Элизабет вытерла мокрые щеки. На ней было платье из органди небесно-голубого оттенка, с декольте, отделанным вышивкой розовой шелковой нитью в виде цветочков. Широкая юбка была украшена декоративными цветами, такими же нежными и невесомыми, как на корсаже, красиво облегавшем ее бюст.
— Ты сегодня ослепительна, — подбодрил ее Эдвард. — И эти кудри на плечах… Как принцесса из волшебной сказки! Женщины теперь носят шиньоны, и редко кого увидишь с распущенными волосами.
— Я заведу новую моду, чтобы тебя порадовать, па\
Она слабо улыбнулась Эдварду. Растрогавшись, он погладил молодую женщину по щеке.
— Это всего лишь помолвка, в конце-то концов, — сказал мистер Вулворт. — Со свадьбой не торопись. Анри Моро — мужчина приятный, работящий, но, дорогая, ему не хватает образованности. Сомневаюсь, что смогу найти ему место в своей компании, которое не покажется ему унизительным: я могу поручить ему только работу не первостепенной важности.

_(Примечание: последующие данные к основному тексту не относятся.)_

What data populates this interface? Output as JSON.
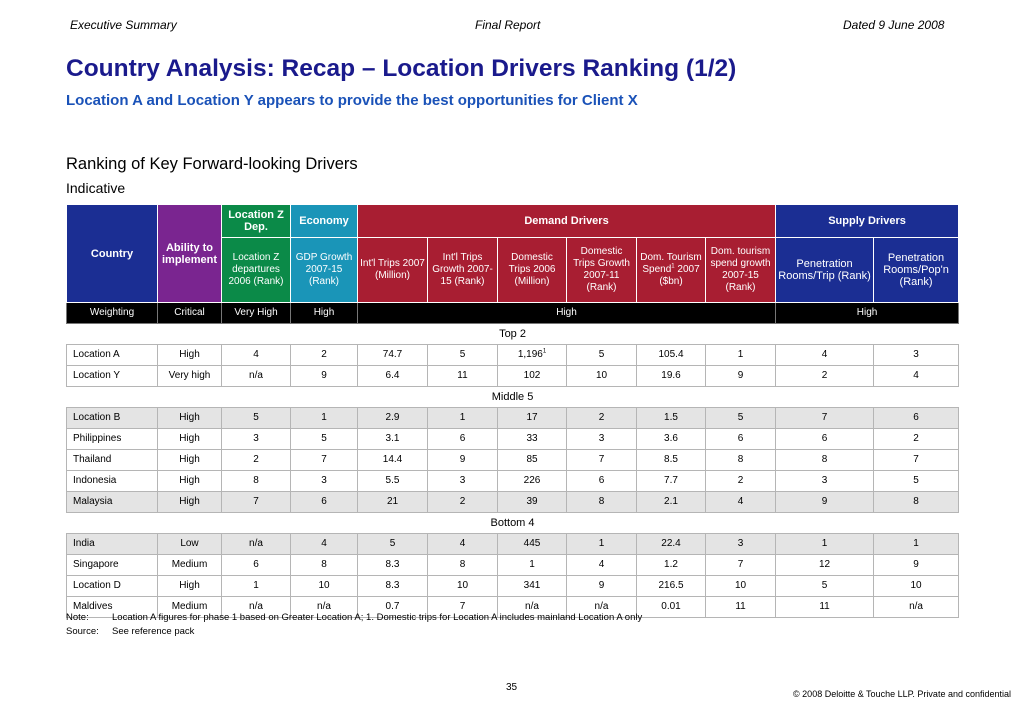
{
  "header": {
    "left": "Executive Summary",
    "center": "Final Report",
    "right": "Dated 9 June 2008"
  },
  "title": "Country Analysis: Recap – Location Drivers Ranking (1/2)",
  "subtitle": "Location A and Location Y appears to provide the best opportunities for Client X",
  "section": {
    "title": "Ranking of Key Forward-looking Drivers",
    "subtitle": "Indicative"
  },
  "table": {
    "groups": {
      "country": "Country",
      "ability": "Ability to implement",
      "location_z": "Location Z Dep.",
      "economy": "Economy",
      "demand": "Demand Drivers",
      "supply": "Supply Drivers"
    },
    "columns": [
      "Location Z departures 2006 (Rank)",
      "GDP Growth 2007-15 (Rank)",
      "Int'l Trips 2007 (Million)",
      "Int'l Trips Growth 2007-15 (Rank)",
      "Domestic Trips 2006 (Million)",
      "Domestic Trips Growth 2007-11 (Rank)",
      "Dom. Tourism Spend",
      "2007 ($bn)",
      "Dom. tourism spend growth 2007-15 (Rank)",
      "Penetration Rooms/Trip (Rank)",
      "Penetration Rooms/Pop'n (Rank)"
    ],
    "superscript": "1",
    "weighting": {
      "label": "Weighting",
      "ability": "Critical",
      "location_z": "Very High",
      "economy": "High",
      "demand": "High",
      "supply": "High"
    },
    "group_labels": {
      "top": "Top 2",
      "middle": "Middle 5",
      "bottom": "Bottom 4"
    },
    "top": [
      {
        "name": "Location A",
        "cells": [
          "High",
          "4",
          "2",
          "74.7",
          "5",
          "1,196",
          "5",
          "105.4",
          "1",
          "4",
          "3"
        ]
      },
      {
        "name": "Location Y",
        "cells": [
          "Very high",
          "n/a",
          "9",
          "6.4",
          "11",
          "102",
          "10",
          "19.6",
          "9",
          "2",
          "4"
        ]
      }
    ],
    "middle": [
      {
        "name": "Location B",
        "cells": [
          "High",
          "5",
          "1",
          "2.9",
          "1",
          "17",
          "2",
          "1.5",
          "5",
          "7",
          "6"
        ]
      },
      {
        "name": "Philippines",
        "cells": [
          "High",
          "3",
          "5",
          "3.1",
          "6",
          "33",
          "3",
          "3.6",
          "6",
          "6",
          "2"
        ]
      },
      {
        "name": "Thailand",
        "cells": [
          "High",
          "2",
          "7",
          "14.4",
          "9",
          "85",
          "7",
          "8.5",
          "8",
          "8",
          "7"
        ]
      },
      {
        "name": "Indonesia",
        "cells": [
          "High",
          "8",
          "3",
          "5.5",
          "3",
          "226",
          "6",
          "7.7",
          "2",
          "3",
          "5"
        ]
      },
      {
        "name": "Malaysia",
        "cells": [
          "High",
          "7",
          "6",
          "21",
          "2",
          "39",
          "8",
          "2.1",
          "4",
          "9",
          "8"
        ]
      }
    ],
    "bottom": [
      {
        "name": "India",
        "cells": [
          "Low",
          "n/a",
          "4",
          "5",
          "4",
          "445",
          "1",
          "22.4",
          "3",
          "1",
          "1"
        ]
      },
      {
        "name": "Singapore",
        "cells": [
          "Medium",
          "6",
          "8",
          "8.3",
          "8",
          "1",
          "4",
          "1.2",
          "7",
          "12",
          "9"
        ]
      },
      {
        "name": "Location D",
        "cells": [
          "High",
          "1",
          "10",
          "8.3",
          "10",
          "341",
          "9",
          "216.5",
          "10",
          "5",
          "10"
        ]
      },
      {
        "name": "Maldives",
        "cells": [
          "Medium",
          "n/a",
          "n/a",
          "0.7",
          "7",
          "n/a",
          "n/a",
          "0.01",
          "11",
          "11",
          "n/a"
        ]
      }
    ]
  },
  "note": {
    "note_label": "Note:",
    "note_text": "Location A figures for phase 1 based on Greater Location A; 1. Domestic trips for Location A includes mainland Location A only",
    "source_label": "Source:",
    "source_text": "See reference pack"
  },
  "page_number": "35",
  "copyright": "© 2008 Deloitte & Touche LLP. Private and confidential",
  "colors": {
    "title": "#1a1a8c",
    "subtitle": "#1a52b8",
    "navy": "#1b2e93",
    "purple": "#7a2590",
    "green": "#0b8a48",
    "teal": "#1a95b8",
    "red": "#a81e32",
    "shade": "#e4e4e4"
  }
}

— Это только начало, па. Дальше увидим. Я помогу ему освоить английский. Ты часто говорил, что в Америке любой может занять свое место под солнцем, начать с нуля и сделать блестящую карьеру, сколотить состояние. Анри на это способен.
— Я искренне на это надеюсь, дорогая. Но ведь у него дети! Сын, который ростом с тебя, и девочка хрупкого здоровья, тебе придется воспитывать их, причем в ущерб собственному малышу.
— Па, мне это будет не в тягость. Луизону нужно вернуться в колледж. Он мальчик умный, не хочу, чтобы загубил свои способности, ворочая чье-то грязное белье. Агата прекрасно ладит с Антонэном, и ей очень нужна мама.
Питание получше, меньше одиночества — и девочка пойдет на поправку.
Эдвард Вулворт отступил перед такими аргументами. Легонько поцеловал Элизабет в лоб.
— Прихорашивайся, милая, а я пойду к Мейбл, будем встречать гостей. Не страшно, если ты выйдешь попозже, не с красными глазами, — добавил он, выходя из комнаты.
Элизабет прошептала:
— Да, конечно.
Оставшись одна, она подошла к зеркалу-псише, повернутому чуть под углом, и вгляделась в отражение. Полюбовалась платьем, кончиками пальцем расправила кудри. Глаза казались лазурными, подчеркнутые цветом платья из органди.
— Это правда. Я красива, — констатировала она вполголоса, не испытывая ни радости, ни тщеславия.
Вернулась к инкрустированному комоду, чтобы взять из шкатулки сапфировое колье — подарок Вулвортов к ее пятнадцатилетию. Выдвинула верхний ящик… Первое, что она увидела, — бежевый конверт с письмом, причинившим столько боли и заставившим сильно разозлиться на дядю Жана.
Резким движением Элизабет взяла его и извлекла последнее письмо Антуана Дюкена. Она прочла его сразу по получении, десять дней назад, а после этого ни разу к нему не прикасалась. Быстро развернула листок и стала читать с тайной надеждой, что сегодня оно уже не заставит ее так страдать.